Two main components of BERT classifier pipeline in DeepPavlov are BertPreprocessor and BertClassifierModel. Non-processed texts should be given to bert_preprocessor for tokenization on subtokens, encoding subtokens with their indices and creating tokens and segment masks. In case of using one-hot encoded classes in the pipeline, set one_hot_labels to true.

bert_classifier has a dense layer of number of classes size upon pooled outputs of Transformer encoder, it is followed by softmax activation (sigmoid if multilabel parameter is set to true in config).

BERT for Named Entity Recognition (Sequence Tagging)

Pre-trained BERT model can be used for sequence tagging. Examples of usage of BERT for sequence tagging can be found here. The module used for tagging is BertNerModel. To tag each word representations of the first sub-word elements are extracted. So for each word there is only one vector produced. These representations are passed to a dense layer or Bi-RNN layer to produce distribution over tags. There is also an optional CRF layer on the top.

Multilingual BERT model allows to perform zero-shot transfer across languages. To use our 19 tags NER for over a hundred languages see Multilingual BERT Zero-Shot Transfer.

BERT for Context Question Answering (SQuAD)

Context Question Answering on SQuAD dataset is a task of looking for an answer on a question in a given context. This task could be formalized as predicting answer start and end position in a given context. BertSQuADModel uses two linear transformations to predict probability that current subtoken is start/end position of an answer. For details check Context Question Answering documentation page.

BERT for Ranking

There are two main approaches in text ranking. The first one is interaction-based which is relatively accurate but works slow and the second one is representation-based which is less accurate but faster 2. The interaction-based ranking based on BERT is represented in the DeepPavlov with two main components BertRankerPreprocessor and BertRankerModel and the representation-based ranking with components BertSepRankerPreprocessor and BertSepRankerModel. Additional components BertSepRankerPredictorPreprocessor and BertSepRankerPredictor are for usage in the interact mode where the task for ranking is to retrieve the best possible response from some provided response base with the help of the trained model. Working examples with the trained models are given here. Statistics are available here.

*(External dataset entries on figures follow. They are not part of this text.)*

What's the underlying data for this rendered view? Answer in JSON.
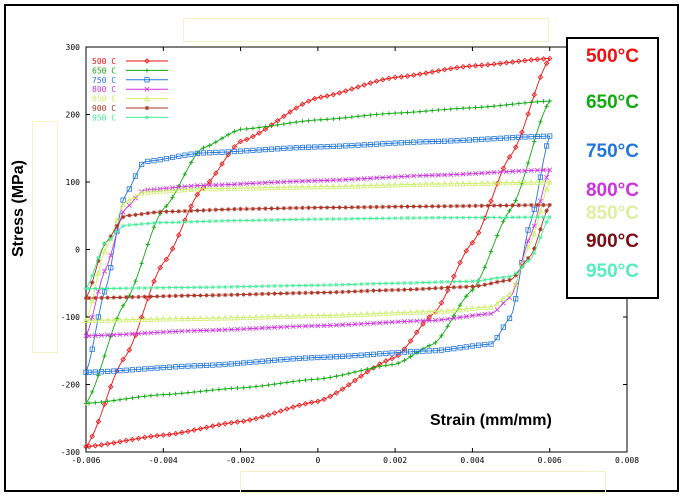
{
  "chart_data": {
    "type": "line",
    "title": "",
    "xlabel": "Strain (mm/mm)",
    "ylabel": "Stress (MPa)",
    "xlim": [
      -0.006,
      0.008
    ],
    "ylim": [
      -300,
      300
    ],
    "x_ticks": [
      "-0.006",
      "-0.004",
      "-0.002",
      "0",
      "0.002",
      "0.004",
      "0.006",
      "0.008"
    ],
    "y_ticks": [
      "300",
      "200",
      "100",
      "0",
      "-100",
      "-200",
      "-300"
    ],
    "grid": false,
    "legend_placement": "top-left",
    "series": [
      {
        "name": "500 C",
        "temp_label": "500°C",
        "color": "#ee1111",
        "marker": "diamond",
        "strain_range": [
          -0.006,
          0.006
        ],
        "peak_stress": 283,
        "min_stress": -292,
        "plateau_upper": [
          [
            -0.006,
            -292
          ],
          [
            -0.005,
            -160
          ],
          [
            -0.004,
            -20
          ],
          [
            -0.003,
            90
          ],
          [
            -0.002,
            160
          ],
          [
            0.0,
            225
          ],
          [
            0.002,
            255
          ],
          [
            0.004,
            272
          ],
          [
            0.006,
            283
          ]
        ],
        "plateau_lower": [
          [
            0.006,
            283
          ],
          [
            0.005,
            140
          ],
          [
            0.004,
            10
          ],
          [
            0.003,
            -95
          ],
          [
            0.002,
            -160
          ],
          [
            0.0,
            -225
          ],
          [
            -0.002,
            -255
          ],
          [
            -0.004,
            -275
          ],
          [
            -0.006,
            -292
          ]
        ]
      },
      {
        "name": "650 C",
        "temp_label": "650°C",
        "color": "#11aa11",
        "marker": "plus",
        "strain_range": [
          -0.006,
          0.006
        ],
        "peak_stress": 220,
        "min_stress": -228,
        "plateau_upper": [
          [
            -0.006,
            -228
          ],
          [
            -0.005,
            -80
          ],
          [
            -0.004,
            60
          ],
          [
            -0.003,
            150
          ],
          [
            -0.002,
            178
          ],
          [
            0.0,
            192
          ],
          [
            0.002,
            202
          ],
          [
            0.004,
            210
          ],
          [
            0.006,
            220
          ]
        ],
        "plateau_lower": [
          [
            0.006,
            220
          ],
          [
            0.005,
            60
          ],
          [
            0.004,
            -60
          ],
          [
            0.003,
            -140
          ],
          [
            0.002,
            -170
          ],
          [
            0.0,
            -192
          ],
          [
            -0.002,
            -205
          ],
          [
            -0.004,
            -215
          ],
          [
            -0.006,
            -228
          ]
        ]
      },
      {
        "name": "750 C",
        "temp_label": "750°C",
        "color": "#2277dd",
        "marker": "square",
        "strain_range": [
          -0.006,
          0.006
        ],
        "peak_stress": 168,
        "min_stress": -182,
        "plateau_upper": [
          [
            -0.006,
            -182
          ],
          [
            -0.0055,
            -60
          ],
          [
            -0.005,
            80
          ],
          [
            -0.0045,
            130
          ],
          [
            -0.003,
            143
          ],
          [
            0.0,
            152
          ],
          [
            0.003,
            160
          ],
          [
            0.006,
            168
          ]
        ],
        "plateau_lower": [
          [
            0.006,
            168
          ],
          [
            0.0055,
            40
          ],
          [
            0.005,
            -100
          ],
          [
            0.0045,
            -140
          ],
          [
            0.003,
            -150
          ],
          [
            0.0,
            -160
          ],
          [
            -0.003,
            -172
          ],
          [
            -0.006,
            -182
          ]
        ]
      },
      {
        "name": "800 C",
        "temp_label": "800°C",
        "color": "#cc33dd",
        "marker": "cross",
        "strain_range": [
          -0.006,
          0.006
        ],
        "peak_stress": 118,
        "min_stress": -128,
        "plateau_upper": [
          [
            -0.006,
            -128
          ],
          [
            -0.0055,
            -30
          ],
          [
            -0.005,
            60
          ],
          [
            -0.0045,
            88
          ],
          [
            -0.003,
            95
          ],
          [
            0.0,
            102
          ],
          [
            0.003,
            110
          ],
          [
            0.006,
            118
          ]
        ],
        "plateau_lower": [
          [
            0.006,
            118
          ],
          [
            0.0055,
            20
          ],
          [
            0.005,
            -70
          ],
          [
            0.0045,
            -95
          ],
          [
            0.003,
            -105
          ],
          [
            0.0,
            -113
          ],
          [
            -0.003,
            -120
          ],
          [
            -0.006,
            -128
          ]
        ]
      },
      {
        "name": "850 C",
        "temp_label": "850°C",
        "color": "#ccee66",
        "label_color": "#ddf0a0",
        "marker": "triangle",
        "strain_range": [
          -0.006,
          0.006
        ],
        "peak_stress": 100,
        "min_stress": -105,
        "plateau_upper": [
          [
            -0.006,
            -105
          ],
          [
            -0.0055,
            0
          ],
          [
            -0.005,
            70
          ],
          [
            -0.0045,
            85
          ],
          [
            -0.003,
            90
          ],
          [
            0.0,
            93
          ],
          [
            0.003,
            97
          ],
          [
            0.006,
            100
          ]
        ],
        "plateau_lower": [
          [
            0.006,
            100
          ],
          [
            0.0055,
            10
          ],
          [
            0.005,
            -65
          ],
          [
            0.0045,
            -85
          ],
          [
            0.003,
            -92
          ],
          [
            0.0,
            -98
          ],
          [
            -0.003,
            -102
          ],
          [
            -0.006,
            -105
          ]
        ]
      },
      {
        "name": "900 C",
        "temp_label": "900°C",
        "color": "#aa3322",
        "label_color": "#7a1015",
        "marker": "asterisk",
        "strain_range": [
          -0.006,
          0.006
        ],
        "peak_stress": 66,
        "min_stress": -72,
        "plateau_upper": [
          [
            -0.006,
            -72
          ],
          [
            -0.0055,
            10
          ],
          [
            -0.005,
            50
          ],
          [
            -0.004,
            56
          ],
          [
            -0.002,
            60
          ],
          [
            0.0,
            62
          ],
          [
            0.003,
            64
          ],
          [
            0.006,
            66
          ]
        ],
        "plateau_lower": [
          [
            0.006,
            66
          ],
          [
            0.0055,
            -10
          ],
          [
            0.005,
            -45
          ],
          [
            0.004,
            -55
          ],
          [
            0.002,
            -60
          ],
          [
            0.0,
            -64
          ],
          [
            -0.003,
            -68
          ],
          [
            -0.006,
            -72
          ]
        ]
      },
      {
        "name": "950 C",
        "temp_label": "950°C",
        "color": "#44ee99",
        "label_color": "#55eebb",
        "marker": "star",
        "strain_range": [
          -0.006,
          0.006
        ],
        "peak_stress": 48,
        "min_stress": -58,
        "plateau_upper": [
          [
            -0.006,
            -58
          ],
          [
            -0.0055,
            10
          ],
          [
            -0.005,
            36
          ],
          [
            -0.004,
            40
          ],
          [
            -0.002,
            43
          ],
          [
            0.0,
            45
          ],
          [
            0.003,
            47
          ],
          [
            0.006,
            48
          ]
        ],
        "plateau_lower": [
          [
            0.006,
            48
          ],
          [
            0.0055,
            -15
          ],
          [
            0.005,
            -40
          ],
          [
            0.004,
            -47
          ],
          [
            0.002,
            -50
          ],
          [
            0.0,
            -53
          ],
          [
            -0.003,
            -56
          ],
          [
            -0.006,
            -58
          ]
        ]
      }
    ]
  }
}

Using custom BERT in DeepPavlov

The previous sections describe the BERT based models implemented in DeepPavlov. To change the BERT model used for initialization in any downstream task mentioned above the following parameters of the config file must be changed to match new BERT path:

  • download URL in the metadata.download.url part of the config

  • bert_config_file, pretrained_bert in the BERT based Component

  • vocab_file in the bert_preprocessor

1

Kuratov, Y., Arkhipov, M. (2019). Adaptation of Deep Bidirectional Multilingual Transformers for Russian Language. arXiv preprint arXiv:1905.07213.

2

McDonald, R., Brokos, G. I., & Androutsopoulos, I. (2018). Deep relevance ranking using enhanced document-query interactions. arXiv preprint arXiv:1809.01682.

3

Yanran Li, Hui Su, Xiaoyu Shen, Wenjie Li, Ziqiang Cao, and Shuzi Niu. DailyDialog: A Manually Labelled Multi-turn Dialogue Dataset. IJCNLP 2017.

4
  1. Lison and J. Tiedemann, 2016, OpenSubtitles2016: Extracting Large Parallel Corpora from Movie and TV Subtitles. In Proceedings of the 10th International Conference on Language Resources and Evaluation (LREC 2016)

5

Justine Zhang, Ravi Kumar, Sujith Ravi, Cristian Danescu-Niculescu-Mizil. Proceedings of NAACL, 2016.

6
  1. Schler, M. Koppel, S. Argamon and J. Pennebaker (2006). Effects of Age and Gender on Blogging in Proceedings of 2006 AAAI Spring Symposium on Computational Approaches for Analyzing Weblogs.